Code Coverage Best Practices treat coverage as a way to find untested code, not a quality target to game. Emphasizing diff coverage and strong assertions keeps the metric honest and useful as code and migrations evolve.

Best Practice: Code Coverage Best Practices

Code coverage measures which lines, branches, or paths your tests execute. Used well, it highlights code that no test touches at all. Used poorly, it becomes a vanity metric that teams game with assertion-free tests. Google's guidance frames coverage as a tool to find untested code, not as a quality guarantee or a hard target. High coverage with weak assertions proves little, while moderate coverage with strong, behavior-focused assertions can be far more valuable.
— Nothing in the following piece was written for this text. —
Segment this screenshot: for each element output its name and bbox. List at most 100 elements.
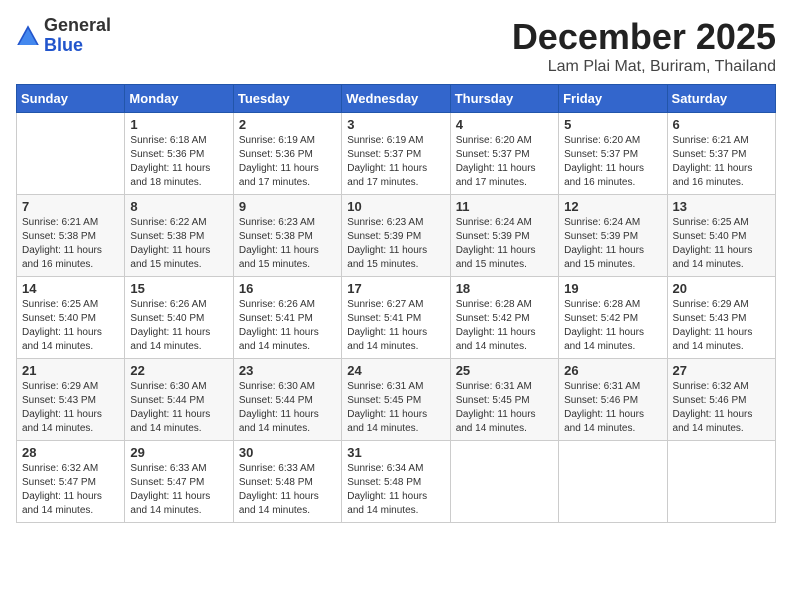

The most actionable form is diff (patch) coverage, which asks whether new and changed code is tested rather than chasing a global percentage.

Step-by-Step Implementation Guidance

  1. Enable coverage collection in your test runner and report line and branch coverage.
  2. Treat coverage as a discovery tool: review uncovered, high-risk code paths.
  3. Enforce diff coverage on pull requests so new code arrives tested.
  4. Avoid rigid global targets that incentivize meaningless tests.
  5. Pair coverage with assertion quality checks such as mutation testing on critical modules.
  6. Exclude generated code and trivial accessors to keep numbers meaningful.
  7. Publish trends to spot erosion early without punishing healthy refactors.

Common Mistakes Teams Make When Ignoring This Practice

  • Setting a single high global target and writing assertion-free tests to hit it.
  • Confusing coverage with correctness or test quality.
  • Ignoring branch coverage and missing untested conditional paths.
  • Counting generated or boilerplate code in the metric.
  • Blocking refactors because a percentage dipped slightly.

Tools and Techniques That Support This Practice

  • Coverage engines: JaCoCo, Coverage.py, Istanbul/nyc, Go cover.
  • Diff/patch coverage gates: Codecov, Coveralls, SonarQube.
  • Branch and condition coverage reporting.
  • Mutation testing to validate assertion strength.
  • CI integration to surface coverage on every pull request.

How This Practice Applies to Different Migration Types

  • Cloud Migration: Use coverage to confirm portable logic is tested before relocating it.
  • Database Migration: Check that data-access and mapping code paths are exercised on the new engine.
  • SaaS Migration: Ensure adapter and integration code for the new provider is covered.
  • Codebase Migration: Raise coverage of legacy code to form a safety net before refactoring.

Checklist

  • Coverage collection reports both line and branch metrics.
  • Coverage is used to find untested code, not as a sole target.
  • Diff coverage is enforced on pull requests.
  • Assertion quality is validated, not just execution.
  • Generated and trivial code is excluded.
  • Coverage trends are tracked over time.
  • Refactoring is not blocked by minor percentage changes.